- data
a dataframe with markers in columns and individuals in rows. Preferable the rownames are the ID of the plants so you don't lose track of what is what.
- ploidy
a numeric value indicating the ploidy level of the specie. The default is 2 which means diploid.
- format
one of the two possible values allowed by the program "ATCG", which means your calls are in base-pair-letter code, i.e. "AT" in a diploid call, "AATT" tetraploid etc (just example). Therefore possible codes can be "A", "T", "C", "G", "-" (deletion), "+" (insertion). Alternatively "AB" format can be used as well. Commonly this depends from the genotyping technologies used, such as GBS or microarrays.
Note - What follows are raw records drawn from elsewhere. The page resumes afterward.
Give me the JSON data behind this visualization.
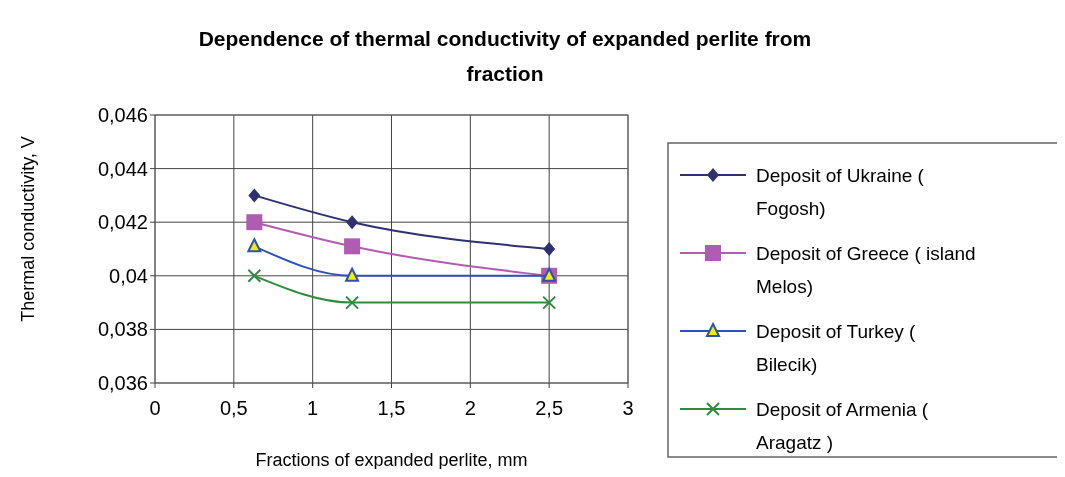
{
  "chart_data": {
    "type": "line",
    "title": "Dependence of thermal conductivity of expanded perlite from fraction",
    "xlabel": "Fractions of expanded perlite, mm",
    "ylabel": "Thermal conductivity, V",
    "x": [
      0.63,
      1.25,
      2.5
    ],
    "series": [
      {
        "name": "Deposit of Ukraine ( Fogosh)",
        "color": "#2e3070",
        "marker": "diamond",
        "values": [
          0.043,
          0.042,
          0.041
        ]
      },
      {
        "name": "Deposit of Greece ( island Melos)",
        "color": "#b05cb0",
        "marker": "square",
        "values": [
          0.042,
          0.0411,
          0.04
        ]
      },
      {
        "name": "Deposit of Turkey ( Bilecik)",
        "color": "#3050b8",
        "marker": "triangle",
        "values": [
          0.0411,
          0.04,
          0.04
        ]
      },
      {
        "name": "Deposit of Armenia ( Aragatz )",
        "color": "#2e8b40",
        "marker": "cross",
        "values": [
          0.04,
          0.039,
          0.039
        ]
      }
    ],
    "xlim": [
      0,
      3
    ],
    "xticks": [
      0,
      {
        "value": 0.5,
        "label": "0,5"
      },
      1,
      {
        "value": 1.5,
        "label": "1,5"
      },
      2,
      {
        "value": 2.5,
        "label": "2,5"
      },
      3
    ],
    "ylim": [
      0.036,
      0.046
    ],
    "yticks": [
      {
        "value": 0.036,
        "label": "0,036"
      },
      {
        "value": 0.038,
        "label": "0,038"
      },
      {
        "value": 0.04,
        "label": "0,04"
      },
      {
        "value": 0.042,
        "label": "0,042"
      },
      {
        "value": 0.044,
        "label": "0,044"
      },
      {
        "value": 0.046,
        "label": "0,046"
      }
    ],
    "grid": true,
    "legend": "right",
    "line_style": "solid"
  }
}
In addition, we have enabled also the use of single-letter code used by Cornell, i.e. A=AA, C=CC, T=TT, G=GG, R=AG, Y=CT, S=CG, W=AT, K=GT, M=AC. In the case of GBS code please make sure that you set the N codes to regular NAs handled by R. The "ATCG" format also works for the bi-allelic marker codes from join map such as "lm", "ll","nn", "np","hh","hk","kk"
- maf
minor allele frequency used to filter the SNP markers, the default is zero which means all markers are returned in numeric format.
- multi
a TRUE/FALSE statement indicating if the function should get rid of the markers with more than 2 alleles. If FALSE, which indicates that if markers with multiple alleles are found, the alternate and reference alleles will be the first 2 alleles found. This could be risky since some alleles will be masked, i.e. AA AG AT would take only A and G as reference and alternate alleles, converting to numeric format 2 1 1, giving the same effect to AG and AT which could be a wrong assumption. The default is TRUE, removes markers with more than two alleles.
- silent
a TRUE/FALSE value indicating if a progress bar should be drawn for each step of the conversion. The default is silent=FALSE, which means that we want progress bar to be drawn.
- by.allele
a TRUE/FALSE value indicating if the program should transform the data in a zero/one matrix of presence/absense per allele. For example, a marker with 3 alleles A,T,C in a diploid organism will yield 6 possible configurations; AA, AT, AC, TT, TC, CC. Therefore, the program would create 3 columns for this marker indicating the presence/absence of each allele for each genotype.
- imp
a TRUE/FALSE value indicating if the function should impute the missing data using the median for each marker. If FALSE, then the program will not impute.
- ref.alleles
a matrix with reference alleles to be used for the conversion. The matrix should have as many columns as markers with reference alleles and with 2 rows, being the first row the alternate allele (Alt) and the second row the reference allele (Ref). Rownames should be "Alt" and "Ref" respectively. If not provided the program will decide the reference allele.